Cast your mind back to three days before Christmas, when The Sunday Times newspaper reported that six-year-old Florence Widdicombe discovered one of the charity Christmas cards she had bought from Tesco to send to her friends had already been used.
The card, festooned with a picture of a kitten in a Father Christmas hat, contained a chilling message: "We are foreign prisoners in Shanghai Qingpu prison China. Forced to work against our will. Please help us and notify human rights organisation."
Tesco immediately halted production at the factory, which is run by the Chinese company Zhejiang Yunguang Printing, and launched an on-site investigation.
Fortunately for the voluntary sector, the media coverage largely skated over the fact that a portion of the profit from the cards in question was going to a number of charities.
But the episode will have undoubtedly given many charities pause for thought.
So what are charities’ responsibilities in this kind of scenario, in which a company the charity has a relationship with has been found to have forced labour or slavery in its supply chain? And what action can charities take to prevent themselves being caught up in it?
Hugo Walford, associate on the charities team at the law firm Withers Worldwide, says that, in a situation where charities are not involved in the production or trading of the goods themselves, their main concern should be around trustees’ legal duties to protect the reputation of the charity.
"What this boils down to is reputational damage for organisations through the connection to an organisation with issues in its supply chain, so trustees need to be happy they’re adhering to their duties in that respect," he tells Third Sector.
So when an issue is highlighted in a corporate partner’s supply chain, says Walford, the first thing for charities to do is look as what kind of agreement they have in place with the company.
A charity needs to work out if the agreement allows it to request information or terminate the relationship and whether it allows it to have any input into the process of resolving the issue.
It also needs to consider whether it has faith that the company is capable of dealing with it, he says.
"Look at the value of the relationship at that moment and ask: ‘Is it in the best interests of the charity to keep going with it?’" he says.
Depending on the situation, it might be worth considering whether the charity wants to keep any donations it has already received from the company, Walford adds.
As was demonstrated by the debate after the Presidents Club scandal in 2018, the bar for returning donations is pretty high. This was later reinforced by guidance from the Charity Commission and the Institute of Fundraising.
"The default position is that if you are a charity and you get a donation, you should accept it," Walford says.

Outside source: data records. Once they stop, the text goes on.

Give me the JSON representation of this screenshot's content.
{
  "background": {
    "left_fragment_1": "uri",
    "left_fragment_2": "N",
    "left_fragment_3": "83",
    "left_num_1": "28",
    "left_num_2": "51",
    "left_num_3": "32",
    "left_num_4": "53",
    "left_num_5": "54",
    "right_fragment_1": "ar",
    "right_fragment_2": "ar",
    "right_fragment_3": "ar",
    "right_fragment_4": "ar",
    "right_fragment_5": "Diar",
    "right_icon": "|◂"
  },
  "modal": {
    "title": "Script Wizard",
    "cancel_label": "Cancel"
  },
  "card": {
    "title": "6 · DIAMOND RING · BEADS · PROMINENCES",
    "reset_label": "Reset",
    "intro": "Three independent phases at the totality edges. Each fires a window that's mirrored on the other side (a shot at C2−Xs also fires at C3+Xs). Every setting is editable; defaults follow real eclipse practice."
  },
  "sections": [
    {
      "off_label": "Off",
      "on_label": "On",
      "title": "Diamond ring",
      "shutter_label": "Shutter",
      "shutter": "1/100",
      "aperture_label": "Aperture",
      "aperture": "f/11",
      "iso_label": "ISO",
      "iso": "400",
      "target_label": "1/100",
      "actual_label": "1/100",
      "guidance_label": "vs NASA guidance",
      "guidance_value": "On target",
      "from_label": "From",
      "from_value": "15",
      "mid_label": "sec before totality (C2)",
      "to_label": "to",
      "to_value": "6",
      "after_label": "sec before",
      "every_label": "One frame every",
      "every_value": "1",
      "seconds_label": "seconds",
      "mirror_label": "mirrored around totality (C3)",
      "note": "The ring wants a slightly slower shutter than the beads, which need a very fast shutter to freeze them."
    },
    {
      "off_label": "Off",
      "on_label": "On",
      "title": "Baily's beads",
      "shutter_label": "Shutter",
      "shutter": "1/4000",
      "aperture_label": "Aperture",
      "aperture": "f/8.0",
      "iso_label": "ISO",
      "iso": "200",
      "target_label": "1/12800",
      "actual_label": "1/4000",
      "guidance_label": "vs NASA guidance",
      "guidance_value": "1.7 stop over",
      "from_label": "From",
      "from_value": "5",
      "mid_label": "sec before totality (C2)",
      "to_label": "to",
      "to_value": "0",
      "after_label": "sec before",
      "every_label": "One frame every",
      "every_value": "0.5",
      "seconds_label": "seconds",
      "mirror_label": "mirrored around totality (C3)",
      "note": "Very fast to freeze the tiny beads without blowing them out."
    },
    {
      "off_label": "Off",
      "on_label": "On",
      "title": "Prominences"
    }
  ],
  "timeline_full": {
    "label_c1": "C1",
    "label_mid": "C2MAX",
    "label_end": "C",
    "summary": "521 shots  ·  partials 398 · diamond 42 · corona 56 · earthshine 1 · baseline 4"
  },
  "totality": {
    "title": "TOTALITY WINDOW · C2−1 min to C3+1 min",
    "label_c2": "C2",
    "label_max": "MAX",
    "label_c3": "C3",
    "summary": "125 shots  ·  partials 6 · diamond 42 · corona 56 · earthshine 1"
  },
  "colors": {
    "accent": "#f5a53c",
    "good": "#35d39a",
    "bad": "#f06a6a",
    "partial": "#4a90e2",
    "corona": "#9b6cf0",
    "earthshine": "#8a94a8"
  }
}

"But if you decide it wouldn’t be in the interests of a charity to accept it, you can refuse it. As trustees, you have to weigh up the value of that donation against the risk or loss that could arise if you accept it."
But he adds: "Unless you can show the risk of loss, particularly loss of income, is greater than the value of the donation, then you’re going to struggle to show you shouldn’t keep it."
And in this scenario, he says, that is pretty unlikely.
But prevention is generally better than cure, and charities should be considering supply-chain issues when striking up relationships with companies, he says.
"Ensure you have a robust agreement and the ability for you to terminate the agreement pretty quickly if there is a failure on the modern slavery side," he says.
"You wouldn’t want to find yourselves tied into an agreement for six months if you were in a situation where it was having a reputational impact."
Walford says it might also be worth including a clause requiring the company to comply with relevant legislation or even official Home Office guidance on supply chain issues, which is more stringent that the law in some places.
"You’d want to be sure that they are meeting their reporting and monitoring requirements, so that if you as a charity have questions you can get answers," he says.
Above all, Walford adds, do your due diligence before entering into a partnership.
"The assumption that an organisation is doing enough on the modern slavery supply chain just based on its name is not going to cut it any more," he says.
"There’s got to be good practice going on, and evidence illustrating that they are taking the supply chain seriously and doing any due diligence."
Larger charities that are doing their own trading will have their own set of responsibilities under the Modern Slavery Act 2015, on top of any reputational concerns, Walford points out.
For charities supplying goods or services, with annual turnovers of £36m or more, "the obligation is on you to ensure you know your chain well and that you have a clear policy in place for ensuring that there is no modern slavery in that supply chain", he says.
"You need to have a policy, review that supply chain and all your agreements with any subcontractors, and ensure you’ve done due diligence about anyone you’re dealing with."